Studies indicating a benefit to early diagnosis and treatment of early-stage lung cancer discovered in CT-screening demonstration projects are rife with possible biases since the studies are not randomised.

"We had a lot of disagreement on the committee on this subject," Dr. Ettinger said, but the committee finally agreed on a statement:

"At the present time, the NCCN does not recommend the screening CT as standard clinical practice (category 3) despite recent data from I-ELCAP (International Early Lung Cancer Action Program) demonstrating that lung cancer screening can detect stage 1 lung cancer, which could translate to an increase in survival of lung cancer patients," he said

"The panel recommends that high-risk individuals participate in a clinical trial evaluating CT screening. If a trial is not available or the high-risk individual is not eligible for participation in a trial, then the individual should go to a centre of excellence with expertise [in radiology, pathology, cytology, thoracic surgery and general expertise in lung cancer treatment] to discuss the potential risks and benefits before having a screening CT," Dr. Ettinger said.

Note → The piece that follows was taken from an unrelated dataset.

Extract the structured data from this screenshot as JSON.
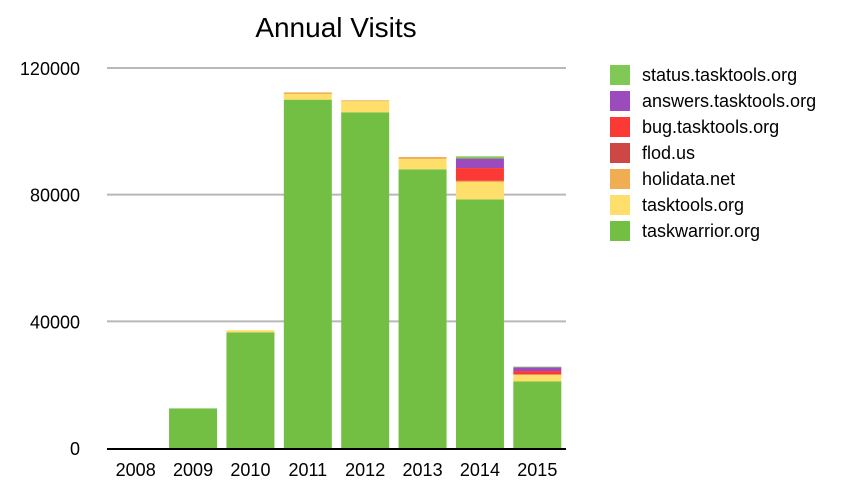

A major government-sponsored study on the impact of screening has finished accruing subject and definitive results will be reported in 2009, at which time the NCCN recommendations will be reviewed.

Data from I-ELCAP indicated that patients who underwent screening and had surgery to remove the early lung tumour had a 10-year survival rate of 92%. Researchers concluded that CT screening could detect early-0stage cancer that was curable (NEJM 2006; 355:1763-71).

Dr. Ettinger said the trial's methodological flaws included the fact that I-ELCAP is a case-control observational study that was not randomised, it had no long-term follow-up, no planned management for all participating institutions and the enrolment criteria were institution specific.